A clinical trial tests a method designed to increase the probability of conceiving a girl. In the study 320 babies were born, and 256 of them were girls. Use the sample data to construct a 99% confidence interval estimate of the percentage of girls born. Based on the results, does the method appear to be effective?
To construct a confidence interval estimate, we can use the formula:
Confidence Interval = Sample proportion ± Margin of error
First, we need to calculate the sample proportion, which is the number of girls divided by the total number of babies:
Sample proportion = Number of girls / Total number of babies
= 256 / 320
= 0.8
Next, we need to calculate the margin of error. The formula for the margin of error is:
Margin of error = Z * √((p * (1 - p)) / n)
Where:
Z is the Z-score corresponding to the desired confidence level (99% confidence level corresponds to a Z-score of 2.576)

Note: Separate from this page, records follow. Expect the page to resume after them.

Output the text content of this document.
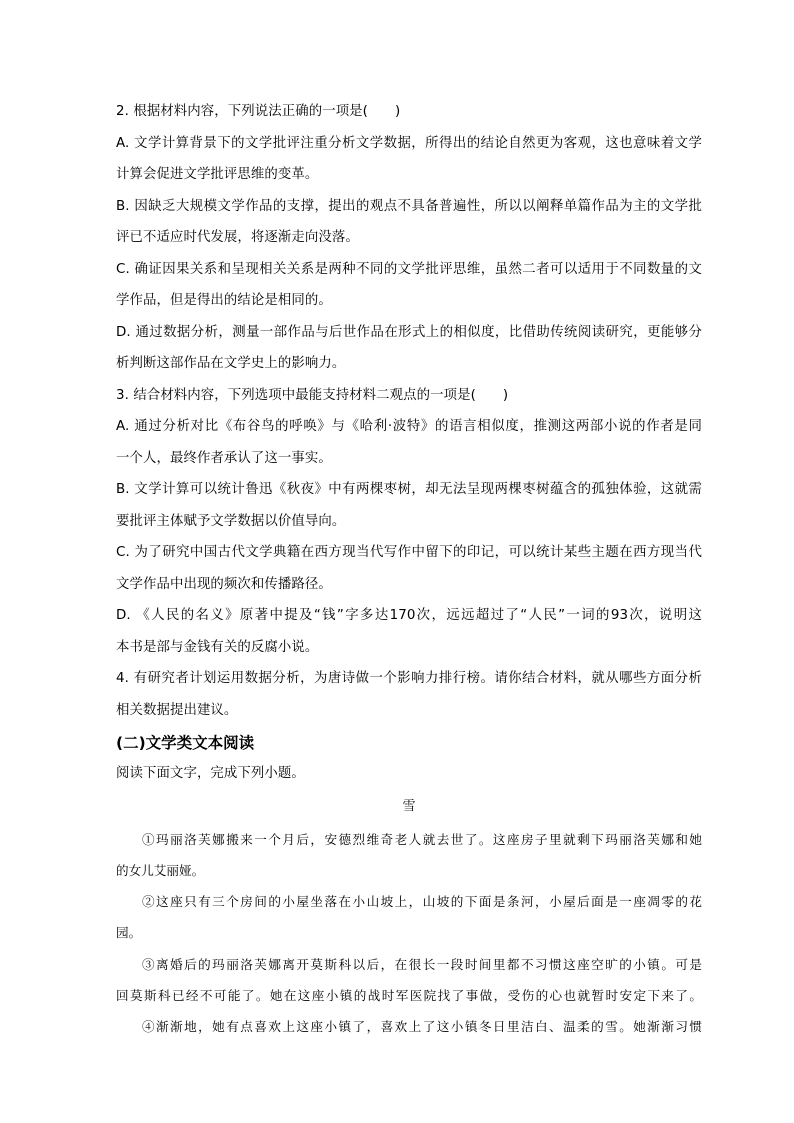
2. 根据材料内容，下列说法正确的一项是(　　)
A. 文学计算背景下的文学批评注重分析文学数据，所得出的结论自然更为客观，这也意味着文学
计算会促进文学批评思维的变革。
B. 因缺乏大规模文学作品的支撑，提出的观点不具备普遍性，所以以阐释单篇作品为主的文学批
评已不适应时代发展，将逐渐走向没落。
C. 确证因果关系和呈现相关关系是两种不同的文学批评思维，虽然二者可以适用于不同数量的文
学作品，但是得出的结论是相同的。
D. 通过数据分析，测量一部作品与后世作品在形式上的相似度，比借助传统阅读研究，更能够分
析判断这部作品在文学史上的影响力。
3. 结合材料内容，下列选项中最能支持材料二观点的一项是(　　)
A. 通过分析对比《布谷鸟的呼唤》与《哈利·波特》的语言相似度，推测这两部小说的作者是同
一个人，最终作者承认了这一事实。
B. 文学计算可以统计鲁迅《秋夜》中有两棵枣树，却无法呈现两棵枣树蕴含的孤独体验，这就需
要批评主体赋予文学数据以价值导向。
C. 为了研究中国古代文学典籍在西方现当代写作中留下的印记，可以统计某些主题在西方现当代
文学作品中出现的频次和传播路径。
D. 《人民的名义》原著中提及“钱”字多达170次，远远超过了“人民”一词的93次，说明这
本书是部与金钱有关的反腐小说。
4. 有研究者计划运用数据分析，为唐诗做一个影响力排行榜。请你结合材料，就从哪些方面分析
相关数据提出建议。
(二)文学类文本阅读
阅读下面文字，完成下列小题。
雪
①玛丽洛芙娜搬来一个月后，安德烈维奇老人就去世了。这座房子里就剩下玛丽洛芙娜和她
的女儿艾丽娅。
②这座只有三个房间的小屋坐落在小山坡上，山坡的下面是条河，小屋后面是一座凋零的花
园。
③离婚后的玛丽洛芙娜离开莫斯科以后，在很长一段时间里都不习惯这座空旷的小镇。可是
回莫斯科已经不可能了。她在这座小镇的战时军医院找了事做，受伤的心也就暂时安定下来了。
④渐渐地，她有点喜欢上这座小镇了，喜欢上了这小镇冬日里洁白、温柔的雪。她渐渐习惯
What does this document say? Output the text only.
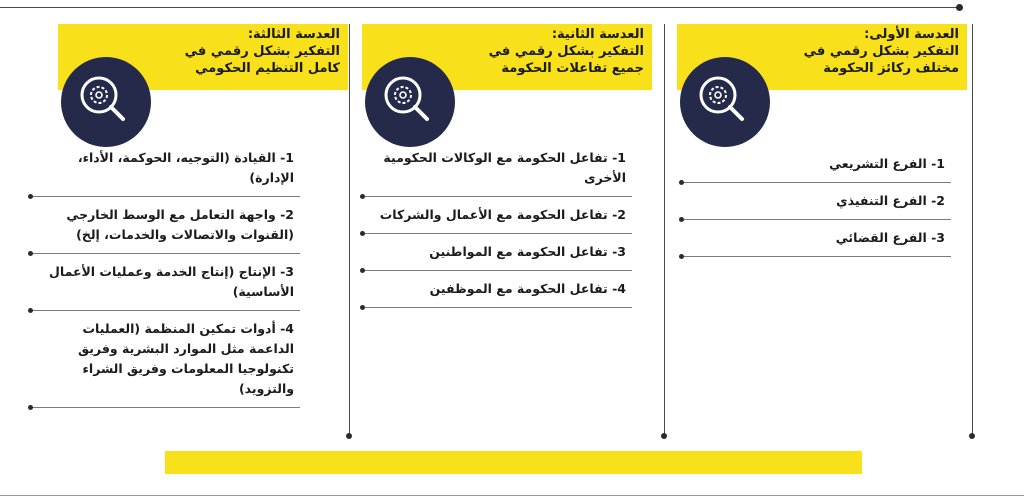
العدسة الأولى:
التفكير بشكل رقمي في
مختلف ركائز الحكومة
1- الفرع التشريعي
2- الفرع التنفيذي
3- الفرع القضائي
العدسة الثانية:
التفكير بشكل رقمي في
جميع تفاعلات الحكومة
1- تفاعل الحكومة مع الوكالات الحكومية الأخرى
2- تفاعل الحكومة مع الأعمال والشركات
3- تفاعل الحكومة مع المواطنين
4- تفاعل الحكومة مع الموظفين
العدسة الثالثة:
التفكير بشكل رقمي في
كامل التنظيم الحكومي
1- القيادة (التوجيه، الحوكمة، الأداء، الإدارة)
2- واجهة التعامل مع الوسط الخارجي (القنوات والاتصالات والخدمات، إلخ)
3- الإنتاج (إنتاج الخدمة وعمليات الأعمال الأساسية)
4- أدوات تمكين المنظمة (العمليات الداعمة مثل الموارد البشرية وفريق تكنولوجيا المعلومات وفريق الشراء والتزويد)
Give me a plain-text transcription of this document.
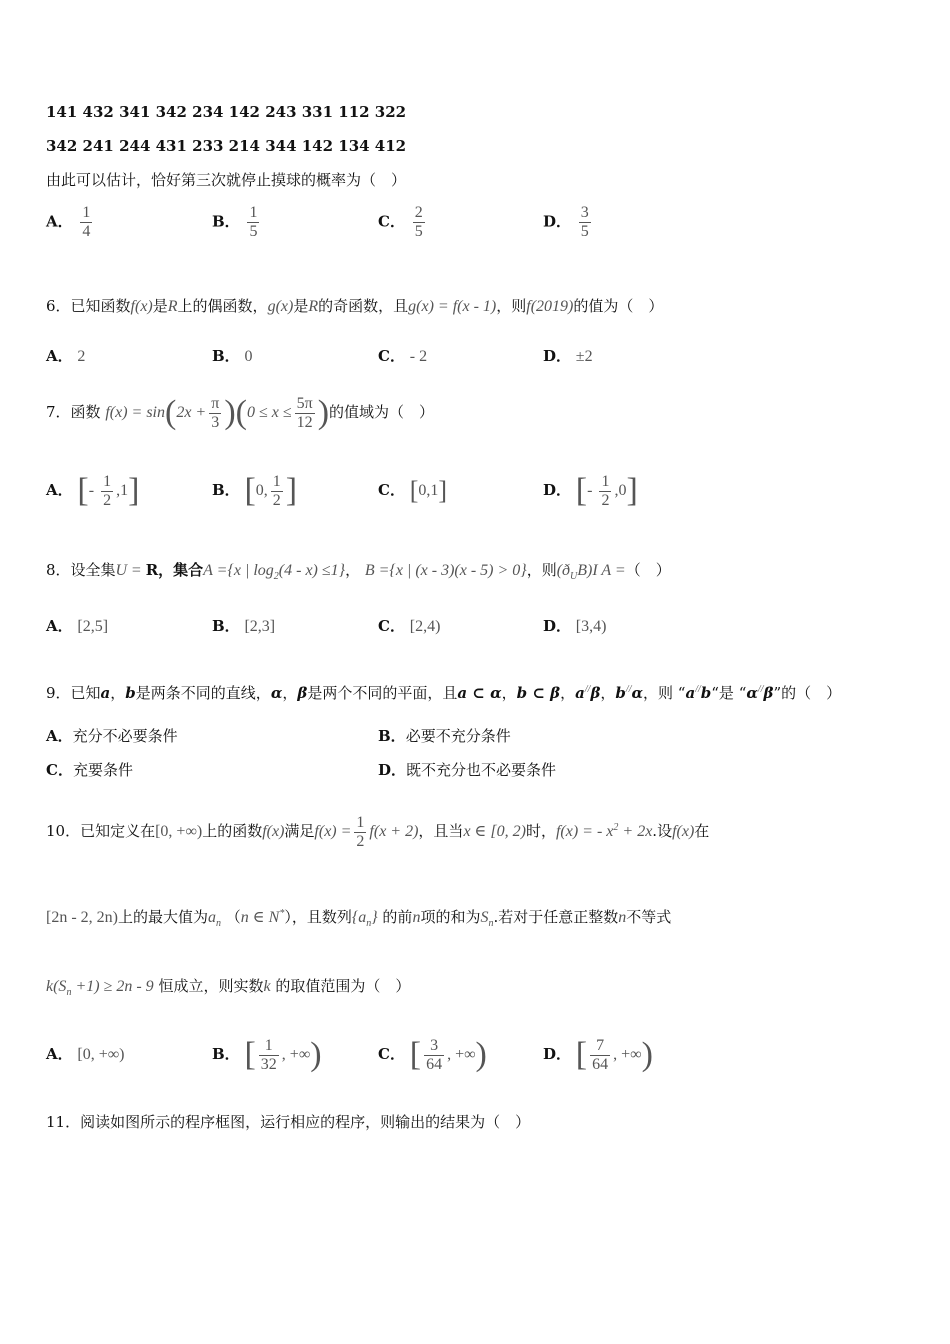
141 432 341 342 234 142 243 331 112 322
342 241 244 431 233 214 344 142 134 412
由此可以估计，恰好第三次就停止摸球的概率为（　）
A． $\frac{1}{4}$	B． $\frac{1}{5}$	C． $\frac{2}{5}$	D． $\frac{3}{5}$
6．已知函数f(x)是R上的偶函数，g(x)是R的奇函数，且g(x) = f(x - 1)，则f(2019)的值为（　）
A． 2	B． 0	C． - 2	D． ±2
7．函数 $f(x) = \sin(2x + \frac{\pi}{3} )(0 \le x \le \frac{5\pi}{12}$ )的值域为（　）
A． [- $\frac{1}{2} ,1$]	B． [0, $\frac{1}{2}$ ]	C． [0,1]	D． [- $\frac{1}{2} ,0$]
8．设全集U = R，集合A ={x | $\log_2(4 - x) \le 1$}， B ={x | (x - 3)(x - 5) > 0}，则$(ð_UB)I$ A =（　）
A． [2,5]	B． [2,3]	C． [2,4)	D． [3,4)
9．已知a，b是两条不同的直线，α，β是两个不同的平面，且a ⊂ α，b ⊂ β，a//β，b//α，则 “a//b“是 “α//β”的（　）
A．充分不必要条件	B．必要不充分条件
C．充要条件	D．既不充分也不必要条件
10．已知定义在[0, +∞)上的函数f(x)满足$f(x) = \frac{1}{2} f(x + 2)$，且当x ∈ [0, 2)时，f(x) = - $x^2 + 2x$.设f(x)在
[2n - 2, 2n)上的最大值为$a_n$ （n ∈ N*），且数列$\{a_n\}$ 的前n项的和为$S_n$.若对于任意正整数n不等式
$k(S_n +1) \ge 2n - 9$ 恒成立，则实数k 的取值范围为（　）
A． [0, +∞)	B． [ $\frac{1}{32}$ , +∞)	C． [ $\frac{3}{64}$ , +∞)	D． [ $\frac{7}{64}$ , +∞)
11．阅读如图所示的程序框图，运行相应的程序，则输出的结果为（　）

p is the sample proportion
n is the sample size
In this case, the Z-score is 2.576, the sample proportion (p) is 0.8, and the sample size (n) is 320.
Margin of error = 2.576 * √((0.8 * (1 - 0.8)) / 320)
= 2.576 * √((0.16) / 320)
= 0.0519
Now we can construct the confidence interval:
Confidence Interval = Sample proportion ± Margin of error
Confidence Interval = 0.8 ± 0.0519
Therefore, the 99% confidence interval estimate of the percentage of girls born is (0.7481, 0.8519).
To determine if the method appears to be effective, we can check if the confidence interval includes the desired outcome of having more than 50% girls (0.5). In this case, the lower bound of the confidence interval is 0.7481, which is greater than 0.5. It suggests that the method may be effective in increasing the probability of conceiving a girl. However, further analysis and consideration of other factors are necessary to draw a definitive conclusion.